I’m presently in San Jose, getting ready for the Search Engine Strategies Conference coming up.
I was fortunate enough to attend BarCampBlock yesterday, which was a lot of fun. I met some interesting folks, and watched a thoughtful presentation on privacy on the Web, and was involved in a couple of discussions on “problems with search,” and on “corporations and their fear of blogging.”
One of the issues that came up in the search discussion, and one of challenges that face search engines is trying to understand what someone is searching for based upon their entry into a search box of just a word or two or three. It reminded me of a post that I’ve had in my queue, waiting to write about for a little while.
A paper presented at SIGIR 07, this last July, looks at using some additional information to enhance those words in a search of a collection of documents. I came across a video presenting the paper in a webcast at a venue in the UK a few days after the SIGIR conference, which adds some addition information about the paper. Both are worth a look to see how search terms might be expanded before a search is performed.

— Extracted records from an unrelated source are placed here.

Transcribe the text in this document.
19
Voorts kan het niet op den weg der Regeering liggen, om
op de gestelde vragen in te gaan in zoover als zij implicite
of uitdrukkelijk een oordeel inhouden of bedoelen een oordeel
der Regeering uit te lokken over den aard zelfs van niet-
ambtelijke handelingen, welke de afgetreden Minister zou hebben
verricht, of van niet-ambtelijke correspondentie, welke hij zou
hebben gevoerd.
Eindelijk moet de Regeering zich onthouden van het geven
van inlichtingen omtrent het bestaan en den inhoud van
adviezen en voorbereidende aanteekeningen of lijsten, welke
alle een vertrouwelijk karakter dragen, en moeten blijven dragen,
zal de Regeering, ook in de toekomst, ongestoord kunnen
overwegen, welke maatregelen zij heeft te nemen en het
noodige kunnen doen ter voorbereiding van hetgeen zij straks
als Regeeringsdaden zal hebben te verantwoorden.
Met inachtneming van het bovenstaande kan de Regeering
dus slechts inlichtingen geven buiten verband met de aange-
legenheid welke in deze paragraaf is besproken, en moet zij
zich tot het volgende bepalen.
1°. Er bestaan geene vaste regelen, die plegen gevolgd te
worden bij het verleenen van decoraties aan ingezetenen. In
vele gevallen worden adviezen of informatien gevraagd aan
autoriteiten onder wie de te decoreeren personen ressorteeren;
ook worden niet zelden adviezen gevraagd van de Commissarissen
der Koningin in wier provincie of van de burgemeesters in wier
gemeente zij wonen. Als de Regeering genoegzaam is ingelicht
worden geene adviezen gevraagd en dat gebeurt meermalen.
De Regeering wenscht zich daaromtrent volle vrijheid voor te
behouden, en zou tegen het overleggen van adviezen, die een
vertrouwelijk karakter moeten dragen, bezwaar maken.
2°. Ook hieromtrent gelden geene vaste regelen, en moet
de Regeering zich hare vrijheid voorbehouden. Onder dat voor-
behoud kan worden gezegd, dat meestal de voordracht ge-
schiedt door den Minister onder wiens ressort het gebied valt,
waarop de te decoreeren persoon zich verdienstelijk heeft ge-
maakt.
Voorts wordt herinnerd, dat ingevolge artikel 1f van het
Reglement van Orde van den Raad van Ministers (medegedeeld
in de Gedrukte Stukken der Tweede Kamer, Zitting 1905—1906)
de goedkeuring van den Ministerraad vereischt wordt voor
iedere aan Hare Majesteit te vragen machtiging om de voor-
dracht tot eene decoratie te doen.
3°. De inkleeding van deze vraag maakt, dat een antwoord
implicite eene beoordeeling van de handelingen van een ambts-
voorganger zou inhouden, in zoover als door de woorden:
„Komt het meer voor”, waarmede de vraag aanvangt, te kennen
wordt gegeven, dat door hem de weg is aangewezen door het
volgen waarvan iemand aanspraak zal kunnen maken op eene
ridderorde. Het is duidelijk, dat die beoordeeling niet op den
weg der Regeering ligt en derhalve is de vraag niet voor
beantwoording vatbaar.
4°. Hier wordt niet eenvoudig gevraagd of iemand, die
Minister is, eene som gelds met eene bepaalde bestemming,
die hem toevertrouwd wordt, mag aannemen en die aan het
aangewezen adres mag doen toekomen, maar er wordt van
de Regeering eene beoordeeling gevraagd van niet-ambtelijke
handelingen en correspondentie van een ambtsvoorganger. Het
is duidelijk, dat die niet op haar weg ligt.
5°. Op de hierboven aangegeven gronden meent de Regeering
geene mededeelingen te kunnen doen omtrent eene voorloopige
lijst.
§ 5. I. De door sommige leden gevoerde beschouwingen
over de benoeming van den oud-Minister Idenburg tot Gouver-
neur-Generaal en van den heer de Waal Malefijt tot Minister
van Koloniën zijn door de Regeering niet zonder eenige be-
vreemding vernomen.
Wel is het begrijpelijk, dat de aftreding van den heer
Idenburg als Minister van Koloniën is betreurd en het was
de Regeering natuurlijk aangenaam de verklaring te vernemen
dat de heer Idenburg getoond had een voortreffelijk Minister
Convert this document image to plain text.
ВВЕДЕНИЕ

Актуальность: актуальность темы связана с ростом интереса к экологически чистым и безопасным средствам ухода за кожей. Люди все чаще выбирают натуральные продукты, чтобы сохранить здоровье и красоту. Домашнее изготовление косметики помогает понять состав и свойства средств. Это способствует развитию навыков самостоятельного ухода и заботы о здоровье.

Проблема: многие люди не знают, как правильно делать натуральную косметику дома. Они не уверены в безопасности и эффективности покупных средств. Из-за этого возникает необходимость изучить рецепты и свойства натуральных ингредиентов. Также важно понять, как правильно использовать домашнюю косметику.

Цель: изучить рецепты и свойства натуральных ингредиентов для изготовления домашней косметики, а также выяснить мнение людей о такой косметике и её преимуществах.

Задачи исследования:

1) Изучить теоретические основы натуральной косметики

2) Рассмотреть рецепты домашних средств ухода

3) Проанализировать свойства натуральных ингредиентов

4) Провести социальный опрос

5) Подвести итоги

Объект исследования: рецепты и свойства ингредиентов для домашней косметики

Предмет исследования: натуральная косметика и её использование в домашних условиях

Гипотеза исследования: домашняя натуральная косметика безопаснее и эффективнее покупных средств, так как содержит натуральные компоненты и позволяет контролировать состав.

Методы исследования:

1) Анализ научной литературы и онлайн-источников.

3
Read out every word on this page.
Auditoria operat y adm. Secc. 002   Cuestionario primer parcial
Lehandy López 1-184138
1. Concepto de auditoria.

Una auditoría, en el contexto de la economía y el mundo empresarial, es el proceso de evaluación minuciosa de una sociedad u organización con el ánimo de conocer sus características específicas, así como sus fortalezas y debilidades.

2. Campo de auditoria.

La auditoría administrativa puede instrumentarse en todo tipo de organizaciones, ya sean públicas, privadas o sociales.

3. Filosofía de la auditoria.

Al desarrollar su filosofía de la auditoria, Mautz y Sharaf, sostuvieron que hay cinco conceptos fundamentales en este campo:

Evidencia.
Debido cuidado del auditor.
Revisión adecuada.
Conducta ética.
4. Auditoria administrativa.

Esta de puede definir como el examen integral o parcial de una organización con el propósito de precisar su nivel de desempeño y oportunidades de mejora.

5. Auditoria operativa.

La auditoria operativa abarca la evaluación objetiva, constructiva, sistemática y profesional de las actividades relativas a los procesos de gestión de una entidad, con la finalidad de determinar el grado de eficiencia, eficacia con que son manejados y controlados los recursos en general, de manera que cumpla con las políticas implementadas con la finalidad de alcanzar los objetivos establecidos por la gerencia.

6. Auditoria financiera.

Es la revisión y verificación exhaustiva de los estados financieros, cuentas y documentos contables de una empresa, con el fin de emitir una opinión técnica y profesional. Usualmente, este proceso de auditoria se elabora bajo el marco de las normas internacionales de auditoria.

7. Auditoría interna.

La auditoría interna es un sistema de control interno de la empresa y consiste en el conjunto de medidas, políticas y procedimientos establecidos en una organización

The paper is Using Query Contexts in Information Retrieval and the Video Presentation is by Professor Jian-Yun Nie on July 31, 2007 at Knowledge Media Institute, Berrill Building, The Open University, Milton Keynes, United Kingdom.
The abstract from the paper captures its content fairly well:
User query is an element that specifies an information need, but it is not the only one. Studies in literature have found many contextual factors that strongly influence the interpretation of a query. Recent studies have tried to consider the user’s interests by creating a user profile. However, a single profile for a user may not be sufficient for a variety of queries of the user.
In this study, we propose to use query-specific contexts instead of user-centric ones, including context around query and context within query. The former specifies the environment of a query such as the domain of interest, while the latter refers to context words within the query, which is particularly useful for the selection of relevant term relations. In this paper, both types of context are integrated in an IR model based on language modeling. Our experiments on several TREC collections show that each of the context factors brings significant improvements in retrieval effectiveness.
The problems that Professor Jian-Yun Nie presented were some that we identified in our discussion at BarCampBlock. The suggestions that are offered in the paper are definitely worth a look if you are interested in how a search engine might expand upon a query to use to find relevant results that might capture the intent of a searcher.
All information is valid:
Personalization is helpful for accessing the proclivities of a user…
While Context is helpful for filtering out ambiguity…
Concept Search is helpful for making inferences…
But the users society must understand that it gives up privacy when the personalization model is employed – and for it to be optimized to its fullest potential, even more tracking and archiving will be vital.